Foreign Entity: “Any entity other than a domestic entity.” Includes any entity type existing under the laws of another state or country, even if that entity type does not exist in Illinois.
Governor: Equivalent to an officer or director of a corporation, it is “a person under whose authority the powers of an entity are exercised and under whose direction the business and affairs of the entity are managed.”
Interest: A share or membership in the entity.
Public Organic Document: The publicly filed document which creates the entity, such as the Articles of Organization or Certificate of Incorporation.
Organic Law: The laws governing the internal affairs of an entity.
Private Organic Rules: The internal rules governing an entity, e.g. the bylaws or operating agreement.
Conversions under the Illinois Entity Omnibus Act
Prior to July 1st, 2018, limited conversions were allowed. Only LPs, LLPs, and GPs could convert to an Illinois LLC. Under the Omnibus Act, any entity can convert to any other entity type, domestic or foreign.
- A Plan of Conversion is drafted and approved, according to the organic laws and rules of conversion for the entity. If these do not speak to conversion, then the conversion should be approved in accordance with the rules governing a merger. If there are no rules regarding a merger, then the conversion should be approved by all interest holders.
- A Statement of Conversion is filed with the Illinois Secretary of State (and the foreign jurisdiction as applicable). Forms for the Statement of Conversion will be available on July 2nd, but according to statute, the statement should include the following:
- Name and type of entity before and after the conversion.
- Effective date of the conversion.
- Statement that the plan of conversion was approved in accordance with Article 805 ILCS 415.
- Text of the “public organic document” that forms the converted entity, provided as an attachment and signed by an authorized person. (Note: if the resulting entity is an IL entity, the text must satisfy the requirements for a restatement of the public organic document.)

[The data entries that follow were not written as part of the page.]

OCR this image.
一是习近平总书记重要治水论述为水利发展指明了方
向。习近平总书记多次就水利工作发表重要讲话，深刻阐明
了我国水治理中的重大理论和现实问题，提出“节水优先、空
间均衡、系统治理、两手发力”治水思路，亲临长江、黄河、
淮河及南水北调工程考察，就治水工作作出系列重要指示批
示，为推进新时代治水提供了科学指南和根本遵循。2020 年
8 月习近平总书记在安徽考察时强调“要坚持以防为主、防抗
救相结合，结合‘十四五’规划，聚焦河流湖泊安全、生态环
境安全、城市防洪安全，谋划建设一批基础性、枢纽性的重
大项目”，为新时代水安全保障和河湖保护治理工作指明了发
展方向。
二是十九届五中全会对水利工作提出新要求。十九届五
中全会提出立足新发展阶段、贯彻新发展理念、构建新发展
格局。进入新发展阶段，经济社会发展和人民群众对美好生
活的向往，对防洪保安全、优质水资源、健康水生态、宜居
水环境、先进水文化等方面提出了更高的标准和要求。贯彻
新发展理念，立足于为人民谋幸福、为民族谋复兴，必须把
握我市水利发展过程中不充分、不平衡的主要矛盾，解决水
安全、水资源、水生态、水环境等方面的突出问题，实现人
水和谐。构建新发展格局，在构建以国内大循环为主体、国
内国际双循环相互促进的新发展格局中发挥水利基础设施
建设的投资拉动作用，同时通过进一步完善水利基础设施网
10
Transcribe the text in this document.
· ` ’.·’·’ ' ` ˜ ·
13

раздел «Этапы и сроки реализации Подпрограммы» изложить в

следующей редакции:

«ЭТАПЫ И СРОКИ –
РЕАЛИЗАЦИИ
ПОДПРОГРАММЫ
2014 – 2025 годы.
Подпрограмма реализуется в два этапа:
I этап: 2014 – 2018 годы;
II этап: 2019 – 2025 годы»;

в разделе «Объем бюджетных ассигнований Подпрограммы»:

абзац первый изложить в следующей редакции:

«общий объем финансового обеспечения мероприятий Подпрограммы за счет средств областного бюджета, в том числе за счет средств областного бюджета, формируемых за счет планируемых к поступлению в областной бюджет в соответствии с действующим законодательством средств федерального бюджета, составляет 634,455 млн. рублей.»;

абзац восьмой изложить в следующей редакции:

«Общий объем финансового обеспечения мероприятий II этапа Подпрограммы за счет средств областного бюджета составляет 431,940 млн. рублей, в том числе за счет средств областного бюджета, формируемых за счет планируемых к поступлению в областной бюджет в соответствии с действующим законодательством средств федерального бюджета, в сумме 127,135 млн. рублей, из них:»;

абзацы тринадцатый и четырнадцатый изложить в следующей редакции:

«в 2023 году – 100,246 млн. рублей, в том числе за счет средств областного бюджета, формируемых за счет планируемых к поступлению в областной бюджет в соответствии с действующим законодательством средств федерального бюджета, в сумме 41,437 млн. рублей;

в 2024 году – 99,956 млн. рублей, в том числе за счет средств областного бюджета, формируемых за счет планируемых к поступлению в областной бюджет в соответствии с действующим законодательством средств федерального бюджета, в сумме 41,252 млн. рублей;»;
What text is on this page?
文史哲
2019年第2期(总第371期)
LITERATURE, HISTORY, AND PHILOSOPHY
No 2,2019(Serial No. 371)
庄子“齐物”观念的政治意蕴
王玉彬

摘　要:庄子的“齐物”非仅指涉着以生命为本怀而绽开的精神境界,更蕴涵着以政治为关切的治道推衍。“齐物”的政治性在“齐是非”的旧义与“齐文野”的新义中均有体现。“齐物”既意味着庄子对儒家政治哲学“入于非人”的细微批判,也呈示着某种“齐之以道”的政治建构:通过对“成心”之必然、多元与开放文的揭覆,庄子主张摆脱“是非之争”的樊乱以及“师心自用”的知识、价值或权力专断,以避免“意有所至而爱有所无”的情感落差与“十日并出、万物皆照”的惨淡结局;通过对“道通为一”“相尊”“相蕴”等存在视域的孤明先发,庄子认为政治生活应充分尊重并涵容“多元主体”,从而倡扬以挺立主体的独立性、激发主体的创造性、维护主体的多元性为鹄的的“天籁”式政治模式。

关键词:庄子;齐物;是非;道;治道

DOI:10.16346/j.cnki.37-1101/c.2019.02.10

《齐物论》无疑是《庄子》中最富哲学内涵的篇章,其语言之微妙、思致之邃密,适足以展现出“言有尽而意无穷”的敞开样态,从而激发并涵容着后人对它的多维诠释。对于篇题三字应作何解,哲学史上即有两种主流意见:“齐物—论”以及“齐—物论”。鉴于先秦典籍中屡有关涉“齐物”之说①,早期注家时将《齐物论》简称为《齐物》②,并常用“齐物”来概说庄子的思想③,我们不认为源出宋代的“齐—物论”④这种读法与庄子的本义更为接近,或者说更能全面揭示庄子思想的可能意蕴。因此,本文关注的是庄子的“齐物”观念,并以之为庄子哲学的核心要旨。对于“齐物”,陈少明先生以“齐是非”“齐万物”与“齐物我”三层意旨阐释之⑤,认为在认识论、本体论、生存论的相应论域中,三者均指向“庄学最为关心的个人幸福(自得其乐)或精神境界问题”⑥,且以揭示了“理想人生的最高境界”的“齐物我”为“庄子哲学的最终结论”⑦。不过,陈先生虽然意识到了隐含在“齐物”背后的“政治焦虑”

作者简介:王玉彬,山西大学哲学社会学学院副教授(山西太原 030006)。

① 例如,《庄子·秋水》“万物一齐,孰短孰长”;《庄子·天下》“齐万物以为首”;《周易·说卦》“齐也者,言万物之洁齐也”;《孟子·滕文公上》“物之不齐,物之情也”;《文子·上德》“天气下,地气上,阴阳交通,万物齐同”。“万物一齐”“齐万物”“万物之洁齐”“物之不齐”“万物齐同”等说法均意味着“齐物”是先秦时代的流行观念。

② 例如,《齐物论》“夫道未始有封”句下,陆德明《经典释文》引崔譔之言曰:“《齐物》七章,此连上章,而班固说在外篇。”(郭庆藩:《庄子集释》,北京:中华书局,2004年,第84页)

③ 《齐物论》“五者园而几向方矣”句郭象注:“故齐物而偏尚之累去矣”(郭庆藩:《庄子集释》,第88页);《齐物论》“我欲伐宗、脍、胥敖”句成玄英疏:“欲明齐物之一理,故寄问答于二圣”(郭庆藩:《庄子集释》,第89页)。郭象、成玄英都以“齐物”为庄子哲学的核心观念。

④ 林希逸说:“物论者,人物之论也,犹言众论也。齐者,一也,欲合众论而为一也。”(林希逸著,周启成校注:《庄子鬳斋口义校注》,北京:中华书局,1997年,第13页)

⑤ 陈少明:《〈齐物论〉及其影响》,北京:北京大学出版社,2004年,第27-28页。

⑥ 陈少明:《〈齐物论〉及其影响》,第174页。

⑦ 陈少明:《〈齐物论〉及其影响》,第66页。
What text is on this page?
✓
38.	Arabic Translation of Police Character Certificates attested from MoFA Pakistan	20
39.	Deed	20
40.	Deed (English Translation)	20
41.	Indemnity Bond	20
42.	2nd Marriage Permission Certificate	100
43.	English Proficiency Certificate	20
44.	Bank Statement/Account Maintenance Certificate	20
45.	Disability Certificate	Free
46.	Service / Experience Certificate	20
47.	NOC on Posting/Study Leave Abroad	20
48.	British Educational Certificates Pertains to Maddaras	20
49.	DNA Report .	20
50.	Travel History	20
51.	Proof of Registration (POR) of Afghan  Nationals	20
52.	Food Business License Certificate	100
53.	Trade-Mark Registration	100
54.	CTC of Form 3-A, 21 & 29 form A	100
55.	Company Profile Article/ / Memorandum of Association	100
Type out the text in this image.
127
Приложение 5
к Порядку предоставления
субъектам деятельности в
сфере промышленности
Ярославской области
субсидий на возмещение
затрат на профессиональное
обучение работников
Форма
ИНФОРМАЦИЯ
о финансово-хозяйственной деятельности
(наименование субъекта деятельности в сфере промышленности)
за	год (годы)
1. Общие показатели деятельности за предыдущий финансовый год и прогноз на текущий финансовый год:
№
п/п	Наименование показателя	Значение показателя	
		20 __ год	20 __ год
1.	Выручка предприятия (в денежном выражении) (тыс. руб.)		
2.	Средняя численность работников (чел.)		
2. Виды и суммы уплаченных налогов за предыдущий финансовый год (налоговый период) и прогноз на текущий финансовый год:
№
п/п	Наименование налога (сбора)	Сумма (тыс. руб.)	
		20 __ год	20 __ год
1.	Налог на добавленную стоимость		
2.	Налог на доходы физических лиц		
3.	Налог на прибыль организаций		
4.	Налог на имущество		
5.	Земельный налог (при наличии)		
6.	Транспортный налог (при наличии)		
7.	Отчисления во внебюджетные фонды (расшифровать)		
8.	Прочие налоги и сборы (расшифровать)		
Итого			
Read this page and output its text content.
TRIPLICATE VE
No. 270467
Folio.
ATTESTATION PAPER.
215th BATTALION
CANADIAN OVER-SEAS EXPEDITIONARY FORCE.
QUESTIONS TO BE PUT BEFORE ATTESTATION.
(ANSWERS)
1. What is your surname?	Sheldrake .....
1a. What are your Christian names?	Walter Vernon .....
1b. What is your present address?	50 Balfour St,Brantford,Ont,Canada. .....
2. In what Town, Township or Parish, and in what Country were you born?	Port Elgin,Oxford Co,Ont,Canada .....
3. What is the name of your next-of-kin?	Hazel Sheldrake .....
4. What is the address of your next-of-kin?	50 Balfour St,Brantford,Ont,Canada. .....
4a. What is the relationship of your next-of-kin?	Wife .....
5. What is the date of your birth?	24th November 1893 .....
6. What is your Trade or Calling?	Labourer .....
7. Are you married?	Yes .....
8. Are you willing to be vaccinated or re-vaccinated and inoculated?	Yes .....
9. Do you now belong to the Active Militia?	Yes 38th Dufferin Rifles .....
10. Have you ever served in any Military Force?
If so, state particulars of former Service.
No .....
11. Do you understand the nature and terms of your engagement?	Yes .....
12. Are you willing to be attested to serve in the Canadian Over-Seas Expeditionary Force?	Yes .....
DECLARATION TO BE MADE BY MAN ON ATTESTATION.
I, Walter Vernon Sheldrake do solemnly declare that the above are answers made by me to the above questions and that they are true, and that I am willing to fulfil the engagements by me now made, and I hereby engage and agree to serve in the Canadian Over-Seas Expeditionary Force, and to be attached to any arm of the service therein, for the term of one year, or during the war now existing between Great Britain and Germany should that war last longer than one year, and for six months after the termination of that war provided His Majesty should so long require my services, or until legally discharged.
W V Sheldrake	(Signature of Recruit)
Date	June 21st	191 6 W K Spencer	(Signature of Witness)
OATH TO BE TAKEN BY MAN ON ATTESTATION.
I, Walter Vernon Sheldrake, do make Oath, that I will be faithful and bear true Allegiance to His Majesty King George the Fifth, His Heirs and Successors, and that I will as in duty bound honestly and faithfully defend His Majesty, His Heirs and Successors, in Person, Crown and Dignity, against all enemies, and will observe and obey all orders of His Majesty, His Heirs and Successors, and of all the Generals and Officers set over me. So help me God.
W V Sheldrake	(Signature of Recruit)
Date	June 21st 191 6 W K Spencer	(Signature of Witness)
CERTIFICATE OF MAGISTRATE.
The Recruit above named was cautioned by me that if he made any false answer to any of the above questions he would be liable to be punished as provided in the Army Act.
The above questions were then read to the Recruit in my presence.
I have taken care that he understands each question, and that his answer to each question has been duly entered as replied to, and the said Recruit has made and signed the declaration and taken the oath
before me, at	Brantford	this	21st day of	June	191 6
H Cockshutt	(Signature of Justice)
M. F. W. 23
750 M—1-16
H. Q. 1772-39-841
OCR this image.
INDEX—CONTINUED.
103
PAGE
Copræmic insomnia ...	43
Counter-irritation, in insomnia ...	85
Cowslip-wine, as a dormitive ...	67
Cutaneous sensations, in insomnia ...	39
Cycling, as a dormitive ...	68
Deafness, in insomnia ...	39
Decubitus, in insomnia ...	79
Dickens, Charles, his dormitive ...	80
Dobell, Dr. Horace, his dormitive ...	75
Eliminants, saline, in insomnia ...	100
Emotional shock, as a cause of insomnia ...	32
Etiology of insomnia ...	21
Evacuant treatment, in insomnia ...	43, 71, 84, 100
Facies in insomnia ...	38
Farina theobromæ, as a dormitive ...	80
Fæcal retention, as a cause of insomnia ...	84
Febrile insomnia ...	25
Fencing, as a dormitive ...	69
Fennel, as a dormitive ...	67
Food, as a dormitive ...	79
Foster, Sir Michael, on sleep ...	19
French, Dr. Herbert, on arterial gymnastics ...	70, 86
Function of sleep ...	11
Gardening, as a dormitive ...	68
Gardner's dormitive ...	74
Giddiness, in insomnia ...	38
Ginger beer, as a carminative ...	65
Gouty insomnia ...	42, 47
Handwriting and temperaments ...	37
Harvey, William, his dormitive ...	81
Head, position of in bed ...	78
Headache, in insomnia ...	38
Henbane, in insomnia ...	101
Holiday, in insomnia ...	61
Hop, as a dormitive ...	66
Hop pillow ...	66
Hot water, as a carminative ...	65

Domestications under the Illinois Entity Omnibus Act
Similar to conversion, rules regarding domestication were also limited under previous Illinois law. Illinois LLCs could domesticate (become an LLC in another state or country), and foreign LLCs could domesticate into Illinois, as long as that was permitted by the laws of the foreign jurisdiction.
As of July 1, 2018, domestications are expanded to allow any domestic entity to become an entity of the same type in another jurisdiction, and a foreign entity to become an Illinois entity of the same entity type. The latter are still only permitted if also allowed by the laws of the foreign jurisdiction.
The provisions for domestication are similar to those for conversion. The Plan of Domestication is approved in accordance with organic laws and rules for a domestic entity, and in accordance with the laws of the jurisdiction of organization for a foreign entity. If the entity is domesticating into Illinois, the text of its public organic document must be included, following the rules for a restatement. If the entity is domesticating out of Illinois, then an address for service of process must be provided.
As with conversions, a domestication may be abandoned before the effective date. If this occurs after filing of the statement of domestication, a statement of abandonment must be filed.
Winds of Change
By allowing statutory conversions and domestications for any entity type, Illinois becomes another of dozens of states that have embraced these new types of filing. Statutory conversions make it much simpler for an entity to adopt the type and jurisdiction that suits its current needs, while maintaining continuous existence.
Although the filing process is simple, it is, of course, important for an entity to ensure they have given careful consideration to tax and business implications of such a profound change by consulting with their attorney and accountant ahead of time.
This article is provided for informational purposes only and should not be considered, or relied upon, as legal advice.